The accumulation of foreign debt has sent the economy spiraling, with citizens bearing the brunt of runaway inflation rates, fuel and medicine shortages and rolling blackouts.
The country is struggling to import essential goods, putting more than a quarter of the country’s 21 million population at risk of food shortages, according to the United Nations.
It has to repay $4 billion in debt this year, CNN reported.
Rajapaksa, whose family has dominated Sri Lankan politics for the last twenty years, has been accused of gross mismanagement of the country and widespread corruption.
Three of his brothers and a nephew have all stepped down from their government posts since the protest broke out. However Rajapaska has held on until now.
On Saturday July 9, demonstrators converged on the country’s capital of Colombo, breaking through police barricades to enter Rajapaksa’s residence.
Videos and photos showed people filling up the staircase of the building and chanting for the president, who had fled earlier in the day, to resign.
Protesters cooked curries in the kitchen, lay down on the beds and sofas, exercised in the gym and swam in the outdoor pool.

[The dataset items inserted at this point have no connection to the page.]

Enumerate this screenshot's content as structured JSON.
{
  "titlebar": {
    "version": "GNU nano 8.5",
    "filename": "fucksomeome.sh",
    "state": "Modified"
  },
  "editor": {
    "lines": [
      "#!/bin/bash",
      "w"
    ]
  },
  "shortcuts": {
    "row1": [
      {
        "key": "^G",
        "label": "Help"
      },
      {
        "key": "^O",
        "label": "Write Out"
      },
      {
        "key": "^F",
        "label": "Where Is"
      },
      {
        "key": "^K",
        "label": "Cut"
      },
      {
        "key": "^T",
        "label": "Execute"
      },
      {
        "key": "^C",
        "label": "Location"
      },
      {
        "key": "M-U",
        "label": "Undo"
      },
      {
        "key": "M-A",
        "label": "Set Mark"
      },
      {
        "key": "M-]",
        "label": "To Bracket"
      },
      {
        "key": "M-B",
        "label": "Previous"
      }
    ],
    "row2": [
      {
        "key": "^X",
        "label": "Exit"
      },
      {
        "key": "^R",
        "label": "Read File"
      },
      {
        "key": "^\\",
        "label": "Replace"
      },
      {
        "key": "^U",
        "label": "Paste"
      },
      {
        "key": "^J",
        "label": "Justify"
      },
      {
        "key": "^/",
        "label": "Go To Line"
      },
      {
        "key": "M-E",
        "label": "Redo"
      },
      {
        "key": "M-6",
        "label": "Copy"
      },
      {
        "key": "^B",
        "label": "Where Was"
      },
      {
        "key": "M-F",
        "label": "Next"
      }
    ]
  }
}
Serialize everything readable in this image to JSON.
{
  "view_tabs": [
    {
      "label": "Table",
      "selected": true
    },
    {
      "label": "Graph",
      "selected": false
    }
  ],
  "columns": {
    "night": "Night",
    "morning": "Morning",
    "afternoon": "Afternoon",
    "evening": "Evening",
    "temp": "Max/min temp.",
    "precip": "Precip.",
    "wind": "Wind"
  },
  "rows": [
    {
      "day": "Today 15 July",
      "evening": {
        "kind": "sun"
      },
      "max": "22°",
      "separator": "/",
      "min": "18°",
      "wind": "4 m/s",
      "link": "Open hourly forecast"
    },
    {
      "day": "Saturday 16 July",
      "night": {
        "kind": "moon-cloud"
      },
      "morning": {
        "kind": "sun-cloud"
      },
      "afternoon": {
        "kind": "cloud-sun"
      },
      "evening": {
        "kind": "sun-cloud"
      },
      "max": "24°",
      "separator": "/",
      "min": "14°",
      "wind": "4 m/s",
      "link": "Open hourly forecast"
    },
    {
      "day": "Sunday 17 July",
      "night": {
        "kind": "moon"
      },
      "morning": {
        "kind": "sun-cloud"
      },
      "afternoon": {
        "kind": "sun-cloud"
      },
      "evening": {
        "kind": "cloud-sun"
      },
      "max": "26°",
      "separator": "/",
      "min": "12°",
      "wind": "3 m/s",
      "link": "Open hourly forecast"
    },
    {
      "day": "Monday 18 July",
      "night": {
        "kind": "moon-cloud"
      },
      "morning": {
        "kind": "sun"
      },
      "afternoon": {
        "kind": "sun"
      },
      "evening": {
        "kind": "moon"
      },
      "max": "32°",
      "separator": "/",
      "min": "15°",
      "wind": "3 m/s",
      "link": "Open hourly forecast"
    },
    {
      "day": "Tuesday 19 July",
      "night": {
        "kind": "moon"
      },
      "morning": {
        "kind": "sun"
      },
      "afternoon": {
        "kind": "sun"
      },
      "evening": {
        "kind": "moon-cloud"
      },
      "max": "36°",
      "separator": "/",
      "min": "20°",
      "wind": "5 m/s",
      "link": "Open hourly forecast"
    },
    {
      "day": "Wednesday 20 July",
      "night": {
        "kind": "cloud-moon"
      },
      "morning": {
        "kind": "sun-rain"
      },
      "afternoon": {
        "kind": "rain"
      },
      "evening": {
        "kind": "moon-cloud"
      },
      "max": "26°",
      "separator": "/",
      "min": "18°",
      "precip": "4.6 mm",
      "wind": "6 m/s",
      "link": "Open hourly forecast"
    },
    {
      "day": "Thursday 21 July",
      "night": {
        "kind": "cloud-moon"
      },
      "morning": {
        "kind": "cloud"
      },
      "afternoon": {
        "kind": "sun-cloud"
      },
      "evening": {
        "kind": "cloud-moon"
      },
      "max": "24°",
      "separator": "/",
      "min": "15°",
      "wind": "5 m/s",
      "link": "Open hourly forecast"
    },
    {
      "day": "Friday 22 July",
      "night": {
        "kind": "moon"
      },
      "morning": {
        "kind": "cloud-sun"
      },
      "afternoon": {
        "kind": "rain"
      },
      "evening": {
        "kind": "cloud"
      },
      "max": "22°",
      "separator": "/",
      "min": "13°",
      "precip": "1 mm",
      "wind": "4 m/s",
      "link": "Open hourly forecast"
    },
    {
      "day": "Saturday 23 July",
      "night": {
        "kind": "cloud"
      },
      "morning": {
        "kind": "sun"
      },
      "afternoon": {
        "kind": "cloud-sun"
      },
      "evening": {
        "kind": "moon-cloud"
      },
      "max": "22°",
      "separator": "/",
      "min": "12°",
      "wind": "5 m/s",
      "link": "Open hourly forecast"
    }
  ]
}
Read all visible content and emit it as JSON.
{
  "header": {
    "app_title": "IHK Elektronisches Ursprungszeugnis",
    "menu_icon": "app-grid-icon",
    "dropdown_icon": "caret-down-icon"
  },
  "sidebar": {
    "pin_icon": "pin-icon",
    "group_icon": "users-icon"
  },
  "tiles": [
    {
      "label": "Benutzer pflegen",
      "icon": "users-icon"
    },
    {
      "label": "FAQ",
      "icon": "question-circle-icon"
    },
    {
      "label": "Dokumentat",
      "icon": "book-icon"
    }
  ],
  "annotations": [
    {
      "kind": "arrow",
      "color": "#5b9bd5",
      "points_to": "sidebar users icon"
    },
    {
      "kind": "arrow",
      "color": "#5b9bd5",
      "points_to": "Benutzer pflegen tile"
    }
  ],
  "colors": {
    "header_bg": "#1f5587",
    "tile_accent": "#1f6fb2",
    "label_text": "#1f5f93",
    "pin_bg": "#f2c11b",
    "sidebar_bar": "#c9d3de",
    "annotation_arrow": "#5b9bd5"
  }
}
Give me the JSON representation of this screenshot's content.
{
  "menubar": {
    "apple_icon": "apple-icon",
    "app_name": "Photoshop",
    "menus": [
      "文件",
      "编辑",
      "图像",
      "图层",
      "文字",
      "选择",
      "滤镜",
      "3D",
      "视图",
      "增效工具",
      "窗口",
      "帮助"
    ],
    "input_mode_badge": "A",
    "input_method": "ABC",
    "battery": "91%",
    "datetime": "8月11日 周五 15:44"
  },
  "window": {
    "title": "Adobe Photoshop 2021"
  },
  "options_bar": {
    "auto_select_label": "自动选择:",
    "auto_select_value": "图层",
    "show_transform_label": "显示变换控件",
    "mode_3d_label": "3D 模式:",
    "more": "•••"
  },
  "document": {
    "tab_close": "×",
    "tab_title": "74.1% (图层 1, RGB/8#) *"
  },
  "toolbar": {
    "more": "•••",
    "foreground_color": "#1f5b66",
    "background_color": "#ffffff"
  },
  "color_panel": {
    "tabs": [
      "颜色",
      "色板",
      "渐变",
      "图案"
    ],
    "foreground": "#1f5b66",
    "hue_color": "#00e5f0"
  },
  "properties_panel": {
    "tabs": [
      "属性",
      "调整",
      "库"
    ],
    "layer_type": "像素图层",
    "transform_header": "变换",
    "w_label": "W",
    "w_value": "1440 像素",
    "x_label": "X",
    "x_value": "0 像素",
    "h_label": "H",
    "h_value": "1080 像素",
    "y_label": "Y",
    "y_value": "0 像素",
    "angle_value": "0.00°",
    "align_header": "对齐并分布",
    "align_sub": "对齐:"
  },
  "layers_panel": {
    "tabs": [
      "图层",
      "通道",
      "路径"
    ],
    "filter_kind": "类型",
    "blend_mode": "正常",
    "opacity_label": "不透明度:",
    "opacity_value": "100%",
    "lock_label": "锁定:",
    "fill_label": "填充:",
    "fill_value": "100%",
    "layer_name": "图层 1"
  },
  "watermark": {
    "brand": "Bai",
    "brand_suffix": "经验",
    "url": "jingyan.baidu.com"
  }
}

By nightfall, Prime Minister Ranil Wickremesinghe’s home was set ablaze, despite his offer to resign and form an all-party government earlier in the afternoon.
At least 55 people were injured, a doctor at the National Hospital of Sri Lanka said.
On Sunday, Rajapaksa announced he would resign on Wednesday July 13.
Under the Sri Lankan constitution, the Speaker Mahinda Yapa Abeywardena will serve as acting president while parliament elects a new leader in the next 30 days.